A bikini is usually a women’s abbreviated two-piece swimsuit with a bra top for the chest and underwear cut below the navel. The basic design is simple: two triangles of fabric on top cover the woman’s breasts and two triangles of fabric on the bottom cover the groin in front and the buttocks in back. The size of a bikini bottom can range from full pelvic coverage to a revealing thong or G-string design.

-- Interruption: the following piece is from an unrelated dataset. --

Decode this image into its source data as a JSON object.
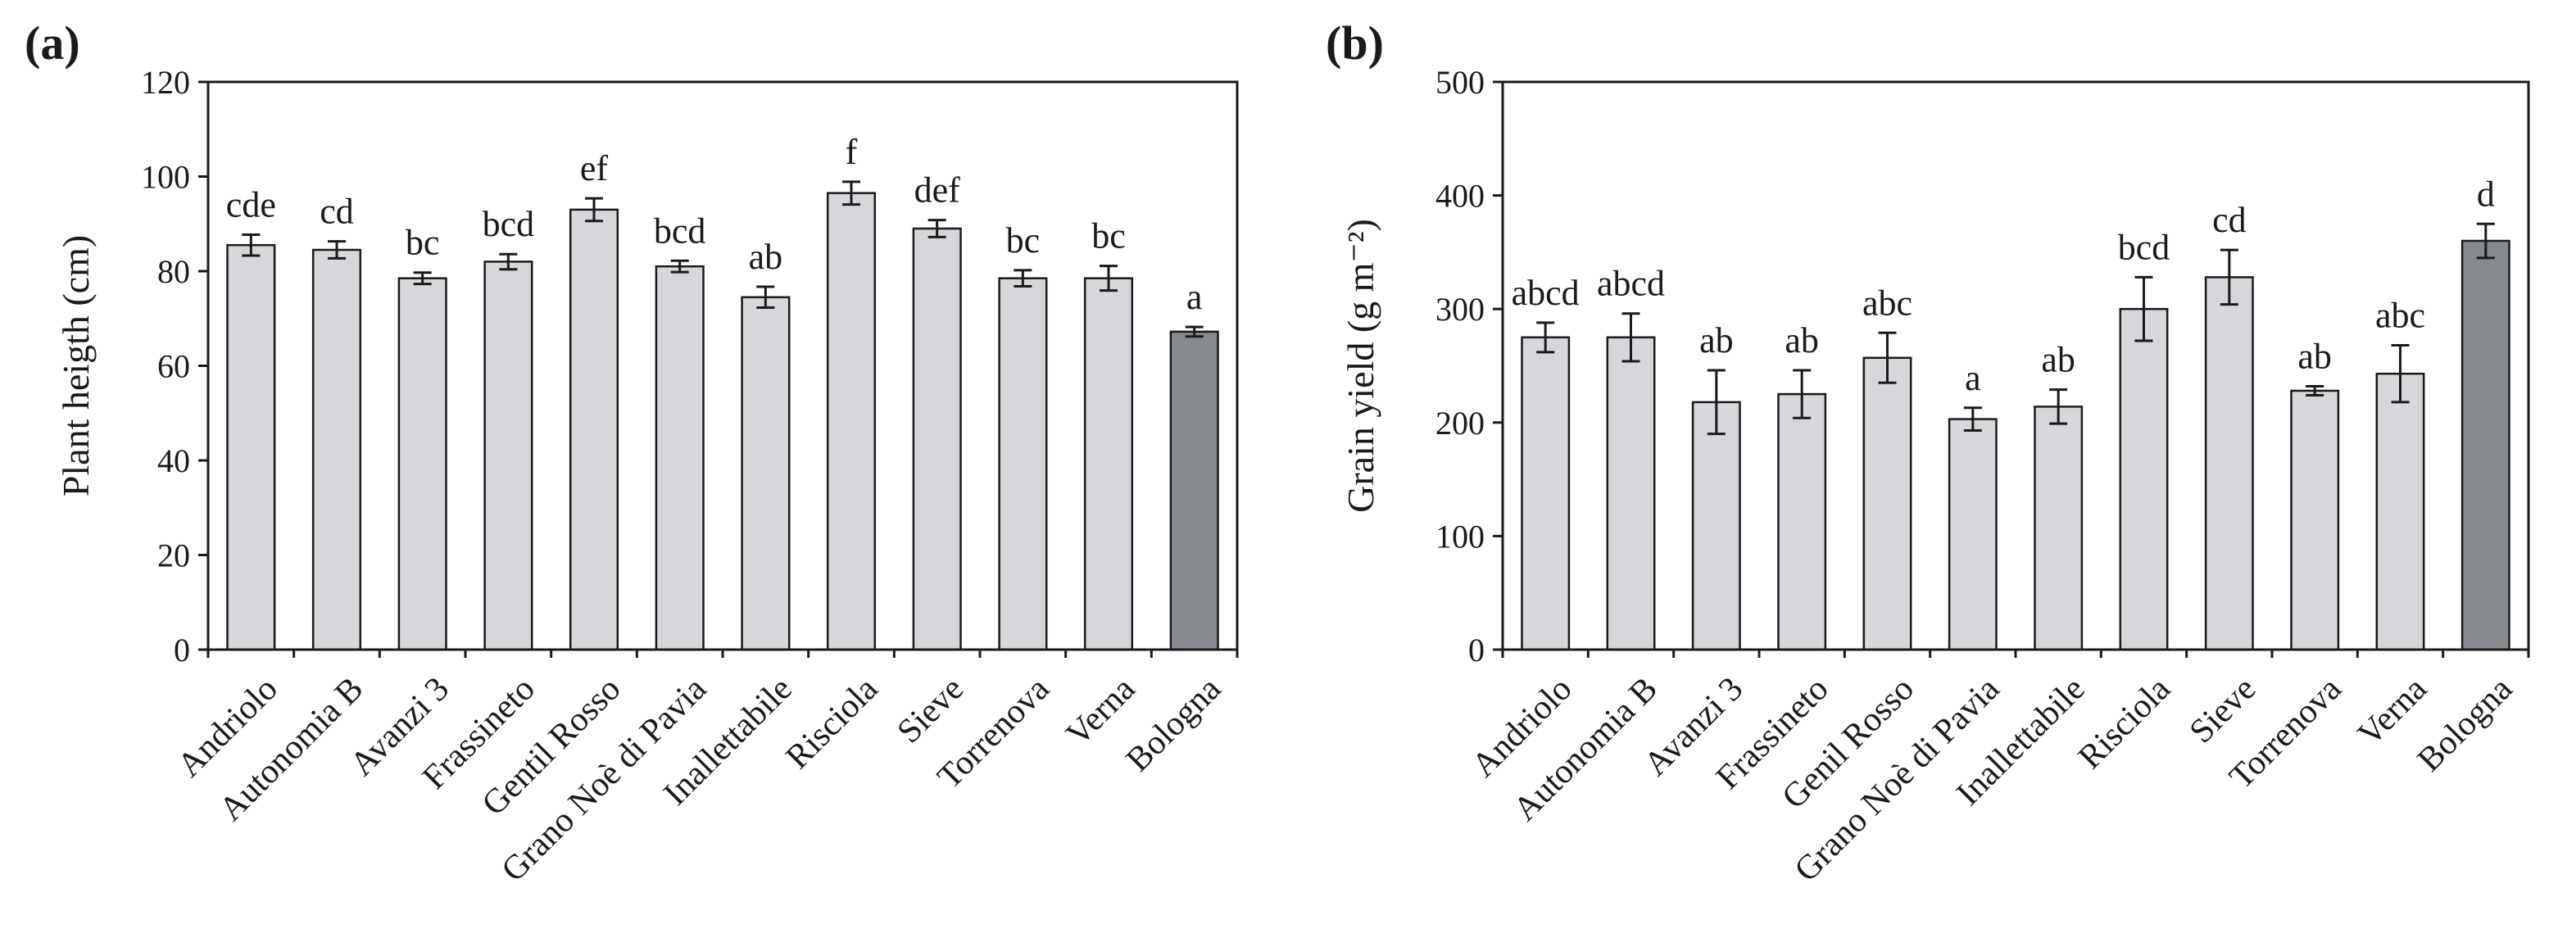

The name for the bikini design was coined in 1946 by Parisian engineer Louis Réard, the designer of the bikini. He named the swimsuit after Bikini Atoll, where testing on the nuclear bomb was taking place. Fashion designer Jacques Heim, also from Paris, re-released a similar design earlier that same year, the Atome. Due to its controversial and revealing design, the bikini was slow to be adopted. In many countries it was banned from beaches and public places. While still considered risqué, the bikini gradually became a part of popular culture when film stars—Brigitte Bardot, Raquel Welch, Ursula Andress and others—began wearing them on public beaches and in film.
The bikini design became common in most Western countries by the mid-1960s as beachwear, swimwear and underwear. By the late 20th century it had become common as sportswear in sports such as beach volleyball and bodybuilding. Variations of the term are used to describe stylistic variations for promotional purposes and industry classifications, including monokini, microkini, tankini, trikini, pubikini, and skirtini. A man’s brief swimsuit may also be referred to as a bikini. Similarly, a variety of men’s and women’s underwear types are described as bikini underwear.
The bikini has gradually grown to gain wide acceptance in Western society. By the early 2000s, bikinis had become a US$811 million business annually, and boosted spin-off services such as bikini waxing and sun tanning.